Today, some welding helmets can flip up the auto-darkening lens, and at the same time, keep the rest of the shield down. A transparent shield then opens from beneath the auto-darkening lens.
The shield provides the welder with a clear view of the grinding surface. It is important to note that even if the clear grind shield is on, safety glasses should also be underneath the welding helmet.
Auto-darkening welding helmets already have either variable shade options or fixed shades. Helmets with a fixed shade option usually darken to a specific pre-set shade. It is particularly a good option in applications where the welder is repeating a particular weld.
On the other hand, helmets with varying shades have a grind mode that allows the welder to select the preferred grinding mode; this is especially good for variable applications.
Most recent auto-darkening helmets have the grind mode and are exceptional in performance and capability. When purchasing a welding helmet for grinding, ensure that you choose one with the ANSI Z87.1+ mark. The + mark indicates that the welding helmet is certified and can protect you against high impact.
What Is the Best Grind Mode Feature?
Because there are push-button and switch options for the grind mode, the best option is to have a welding helmet that allows you to flip the grind mode lens on or off. Because this alters the shape of the welding helmet, you are less likely to start welding after forgetting that you’ve turned off the ADF.

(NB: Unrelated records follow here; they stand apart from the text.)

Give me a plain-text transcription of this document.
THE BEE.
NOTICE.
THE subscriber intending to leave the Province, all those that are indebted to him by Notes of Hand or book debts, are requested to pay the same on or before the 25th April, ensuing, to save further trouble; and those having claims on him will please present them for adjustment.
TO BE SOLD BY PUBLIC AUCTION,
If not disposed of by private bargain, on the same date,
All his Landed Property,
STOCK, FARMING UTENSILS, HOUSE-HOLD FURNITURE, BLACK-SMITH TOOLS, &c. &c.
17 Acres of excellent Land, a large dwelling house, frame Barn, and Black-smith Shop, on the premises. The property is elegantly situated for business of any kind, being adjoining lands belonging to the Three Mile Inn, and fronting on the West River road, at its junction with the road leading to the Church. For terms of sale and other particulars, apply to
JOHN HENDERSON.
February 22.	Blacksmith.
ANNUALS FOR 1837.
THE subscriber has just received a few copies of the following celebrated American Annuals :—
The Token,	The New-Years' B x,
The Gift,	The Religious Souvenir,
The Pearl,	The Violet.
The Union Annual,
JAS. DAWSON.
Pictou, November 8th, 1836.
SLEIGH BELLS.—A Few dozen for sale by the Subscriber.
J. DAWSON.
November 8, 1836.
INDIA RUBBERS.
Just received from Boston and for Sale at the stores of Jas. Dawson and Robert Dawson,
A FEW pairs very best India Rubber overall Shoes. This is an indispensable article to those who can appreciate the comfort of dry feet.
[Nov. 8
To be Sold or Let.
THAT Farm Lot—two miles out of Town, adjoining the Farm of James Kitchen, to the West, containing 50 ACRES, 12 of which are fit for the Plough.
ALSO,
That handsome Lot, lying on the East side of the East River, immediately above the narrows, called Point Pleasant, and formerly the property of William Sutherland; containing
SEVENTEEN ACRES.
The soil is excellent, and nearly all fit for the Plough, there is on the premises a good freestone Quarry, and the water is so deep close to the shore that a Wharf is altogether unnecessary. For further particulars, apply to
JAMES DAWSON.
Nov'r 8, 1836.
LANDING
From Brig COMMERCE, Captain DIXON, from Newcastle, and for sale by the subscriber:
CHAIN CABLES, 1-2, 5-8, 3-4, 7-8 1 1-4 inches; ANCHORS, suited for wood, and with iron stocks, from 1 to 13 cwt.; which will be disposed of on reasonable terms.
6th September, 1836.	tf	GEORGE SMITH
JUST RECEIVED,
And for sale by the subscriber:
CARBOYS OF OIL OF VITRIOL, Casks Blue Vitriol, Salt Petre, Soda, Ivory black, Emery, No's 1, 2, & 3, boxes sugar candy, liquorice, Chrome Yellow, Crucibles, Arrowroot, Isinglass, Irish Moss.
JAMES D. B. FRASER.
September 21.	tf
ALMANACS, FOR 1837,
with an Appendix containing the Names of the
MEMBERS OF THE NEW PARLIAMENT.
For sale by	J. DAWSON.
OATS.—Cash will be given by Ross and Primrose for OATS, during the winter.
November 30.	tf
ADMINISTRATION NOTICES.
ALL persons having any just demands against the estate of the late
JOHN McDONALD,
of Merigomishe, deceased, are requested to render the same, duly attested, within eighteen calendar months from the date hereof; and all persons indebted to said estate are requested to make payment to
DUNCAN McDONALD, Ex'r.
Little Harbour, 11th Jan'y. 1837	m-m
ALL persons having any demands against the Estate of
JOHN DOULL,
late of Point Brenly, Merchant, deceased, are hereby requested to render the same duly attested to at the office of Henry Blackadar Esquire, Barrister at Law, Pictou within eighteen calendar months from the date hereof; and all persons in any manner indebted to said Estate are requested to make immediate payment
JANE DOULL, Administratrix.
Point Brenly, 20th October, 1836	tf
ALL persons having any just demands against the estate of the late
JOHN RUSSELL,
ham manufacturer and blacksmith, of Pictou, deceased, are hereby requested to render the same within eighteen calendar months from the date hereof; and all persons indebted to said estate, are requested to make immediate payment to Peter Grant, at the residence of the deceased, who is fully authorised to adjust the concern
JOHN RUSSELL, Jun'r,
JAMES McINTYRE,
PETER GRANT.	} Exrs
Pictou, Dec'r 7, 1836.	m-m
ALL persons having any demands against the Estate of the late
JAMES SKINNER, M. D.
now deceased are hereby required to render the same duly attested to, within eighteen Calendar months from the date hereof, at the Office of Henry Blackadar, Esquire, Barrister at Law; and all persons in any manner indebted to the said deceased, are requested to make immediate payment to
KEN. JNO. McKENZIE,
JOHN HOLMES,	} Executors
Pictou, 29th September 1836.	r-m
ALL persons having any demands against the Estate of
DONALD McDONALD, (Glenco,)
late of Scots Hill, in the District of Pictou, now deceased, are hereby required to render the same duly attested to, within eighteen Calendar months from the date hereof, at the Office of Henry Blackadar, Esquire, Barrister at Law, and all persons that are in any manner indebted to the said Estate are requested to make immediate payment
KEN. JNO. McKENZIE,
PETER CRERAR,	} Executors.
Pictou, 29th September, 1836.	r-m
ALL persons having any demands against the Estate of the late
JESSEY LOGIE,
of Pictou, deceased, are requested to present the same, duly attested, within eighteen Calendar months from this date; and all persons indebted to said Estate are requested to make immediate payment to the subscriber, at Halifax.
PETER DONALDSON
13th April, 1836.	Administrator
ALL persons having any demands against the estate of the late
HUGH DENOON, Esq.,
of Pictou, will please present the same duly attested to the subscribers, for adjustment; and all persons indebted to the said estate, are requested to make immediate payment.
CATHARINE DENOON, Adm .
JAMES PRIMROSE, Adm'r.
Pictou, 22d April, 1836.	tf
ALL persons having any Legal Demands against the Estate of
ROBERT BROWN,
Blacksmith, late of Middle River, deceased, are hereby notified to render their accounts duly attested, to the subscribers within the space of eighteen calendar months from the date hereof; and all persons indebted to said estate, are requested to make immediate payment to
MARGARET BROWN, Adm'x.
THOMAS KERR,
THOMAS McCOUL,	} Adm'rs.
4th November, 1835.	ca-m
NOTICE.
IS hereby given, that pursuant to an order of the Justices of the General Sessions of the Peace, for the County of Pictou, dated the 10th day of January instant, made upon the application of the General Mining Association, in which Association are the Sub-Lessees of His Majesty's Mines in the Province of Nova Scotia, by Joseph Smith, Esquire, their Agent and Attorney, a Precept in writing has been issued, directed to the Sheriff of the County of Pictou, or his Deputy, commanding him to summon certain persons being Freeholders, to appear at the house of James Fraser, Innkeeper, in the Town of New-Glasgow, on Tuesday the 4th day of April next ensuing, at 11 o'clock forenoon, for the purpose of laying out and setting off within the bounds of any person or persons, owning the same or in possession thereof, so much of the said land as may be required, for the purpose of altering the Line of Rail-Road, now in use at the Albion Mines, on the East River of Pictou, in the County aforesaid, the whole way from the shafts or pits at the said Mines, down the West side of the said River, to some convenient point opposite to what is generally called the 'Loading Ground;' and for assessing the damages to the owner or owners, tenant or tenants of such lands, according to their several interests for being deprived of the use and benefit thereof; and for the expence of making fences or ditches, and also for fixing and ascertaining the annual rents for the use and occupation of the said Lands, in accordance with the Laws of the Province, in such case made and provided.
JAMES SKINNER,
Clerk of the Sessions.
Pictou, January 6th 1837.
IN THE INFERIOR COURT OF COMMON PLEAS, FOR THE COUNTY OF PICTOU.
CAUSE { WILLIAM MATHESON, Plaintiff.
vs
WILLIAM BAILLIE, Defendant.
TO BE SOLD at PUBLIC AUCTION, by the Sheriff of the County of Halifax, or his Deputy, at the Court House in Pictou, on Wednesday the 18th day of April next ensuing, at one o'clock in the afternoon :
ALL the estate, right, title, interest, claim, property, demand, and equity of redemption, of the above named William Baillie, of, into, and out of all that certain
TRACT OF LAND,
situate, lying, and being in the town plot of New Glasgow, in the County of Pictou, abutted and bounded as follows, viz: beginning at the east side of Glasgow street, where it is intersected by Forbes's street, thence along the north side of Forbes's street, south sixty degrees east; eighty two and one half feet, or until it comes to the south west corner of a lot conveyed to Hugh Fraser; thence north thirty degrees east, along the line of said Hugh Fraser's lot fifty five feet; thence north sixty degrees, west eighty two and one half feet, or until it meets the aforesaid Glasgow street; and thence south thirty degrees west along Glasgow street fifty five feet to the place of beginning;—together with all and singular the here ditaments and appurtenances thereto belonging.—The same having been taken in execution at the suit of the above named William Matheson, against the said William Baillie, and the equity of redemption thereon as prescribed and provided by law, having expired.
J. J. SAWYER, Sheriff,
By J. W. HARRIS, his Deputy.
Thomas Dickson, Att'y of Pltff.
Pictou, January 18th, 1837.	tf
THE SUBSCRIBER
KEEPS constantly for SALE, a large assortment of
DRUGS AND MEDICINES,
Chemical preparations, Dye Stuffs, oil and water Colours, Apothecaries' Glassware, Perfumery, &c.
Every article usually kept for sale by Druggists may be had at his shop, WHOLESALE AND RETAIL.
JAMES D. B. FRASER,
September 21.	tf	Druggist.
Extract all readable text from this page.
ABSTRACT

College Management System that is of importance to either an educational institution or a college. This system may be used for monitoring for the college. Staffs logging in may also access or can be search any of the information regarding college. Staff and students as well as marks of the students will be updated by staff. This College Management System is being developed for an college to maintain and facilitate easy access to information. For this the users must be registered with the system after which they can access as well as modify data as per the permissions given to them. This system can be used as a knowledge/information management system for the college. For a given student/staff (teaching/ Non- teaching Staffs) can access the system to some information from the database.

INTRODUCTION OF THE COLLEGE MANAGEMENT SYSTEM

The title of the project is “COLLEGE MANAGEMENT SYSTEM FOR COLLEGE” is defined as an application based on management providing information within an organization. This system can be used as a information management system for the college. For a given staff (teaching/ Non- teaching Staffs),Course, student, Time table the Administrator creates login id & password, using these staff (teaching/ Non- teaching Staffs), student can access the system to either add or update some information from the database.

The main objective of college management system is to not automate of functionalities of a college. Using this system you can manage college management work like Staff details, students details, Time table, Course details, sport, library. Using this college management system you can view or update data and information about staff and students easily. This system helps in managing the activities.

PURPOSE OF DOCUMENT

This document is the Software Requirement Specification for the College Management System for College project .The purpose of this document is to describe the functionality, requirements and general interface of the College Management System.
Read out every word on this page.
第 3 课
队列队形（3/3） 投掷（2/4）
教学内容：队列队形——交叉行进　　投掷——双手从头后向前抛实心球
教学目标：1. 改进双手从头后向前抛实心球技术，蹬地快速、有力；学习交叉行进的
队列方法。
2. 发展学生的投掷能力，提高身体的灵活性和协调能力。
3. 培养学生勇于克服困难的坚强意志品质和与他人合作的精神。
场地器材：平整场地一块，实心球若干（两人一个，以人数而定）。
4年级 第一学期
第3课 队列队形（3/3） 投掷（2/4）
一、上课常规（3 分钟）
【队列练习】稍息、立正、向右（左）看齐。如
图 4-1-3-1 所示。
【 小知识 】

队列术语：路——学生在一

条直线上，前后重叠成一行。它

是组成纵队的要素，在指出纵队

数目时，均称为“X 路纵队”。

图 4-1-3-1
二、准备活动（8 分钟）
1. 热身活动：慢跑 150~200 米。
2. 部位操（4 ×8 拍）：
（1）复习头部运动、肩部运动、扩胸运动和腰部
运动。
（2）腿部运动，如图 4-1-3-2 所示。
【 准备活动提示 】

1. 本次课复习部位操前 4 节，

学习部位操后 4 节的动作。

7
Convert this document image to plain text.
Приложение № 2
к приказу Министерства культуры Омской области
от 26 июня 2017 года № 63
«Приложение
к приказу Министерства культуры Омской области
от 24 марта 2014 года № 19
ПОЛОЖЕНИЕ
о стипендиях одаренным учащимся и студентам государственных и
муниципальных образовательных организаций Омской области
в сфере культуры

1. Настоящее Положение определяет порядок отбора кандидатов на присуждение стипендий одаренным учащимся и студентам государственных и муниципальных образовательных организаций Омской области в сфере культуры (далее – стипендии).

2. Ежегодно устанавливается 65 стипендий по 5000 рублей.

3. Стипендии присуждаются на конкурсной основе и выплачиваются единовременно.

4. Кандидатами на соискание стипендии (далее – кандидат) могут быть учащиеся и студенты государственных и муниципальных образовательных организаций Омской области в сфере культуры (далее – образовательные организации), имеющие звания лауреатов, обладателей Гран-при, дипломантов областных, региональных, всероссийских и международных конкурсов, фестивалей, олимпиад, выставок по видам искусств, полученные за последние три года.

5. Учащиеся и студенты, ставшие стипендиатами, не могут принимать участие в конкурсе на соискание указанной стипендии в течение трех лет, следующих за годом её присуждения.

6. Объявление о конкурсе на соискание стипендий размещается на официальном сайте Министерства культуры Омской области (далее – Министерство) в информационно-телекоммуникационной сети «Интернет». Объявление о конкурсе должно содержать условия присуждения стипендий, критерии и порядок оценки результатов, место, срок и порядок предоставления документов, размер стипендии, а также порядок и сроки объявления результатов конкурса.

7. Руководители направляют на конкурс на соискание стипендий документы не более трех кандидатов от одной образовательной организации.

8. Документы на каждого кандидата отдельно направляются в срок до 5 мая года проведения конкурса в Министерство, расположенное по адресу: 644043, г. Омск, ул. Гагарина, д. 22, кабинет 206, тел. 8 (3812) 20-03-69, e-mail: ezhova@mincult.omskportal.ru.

The best solution, however, is an auto-darkening helmet that will respond to the light of a weld, even if you’ve left it in grinding mode.
Most of the time, the flash is going to be bright enough to remind you that the grind mode is on, so you’ll restore the ADF. Most welding helmets today offer UV protection, even when switched off, but they may not provide protection against bright, visible light in that mode.
No matter what type of ADF helmet you own, it is a good idea to always check your settings, switches, or knobs to ensure that your personal protective equipment is able to give you the protection you require.
Look for a darkening speed of 1/20,000th of a second for consistent results in this category.
What If My Helmet Has a Cutting Mode?
Although cutting and grinding are sometimes used interchangeably from a marketing perspective, they are different modes for a welding helmet.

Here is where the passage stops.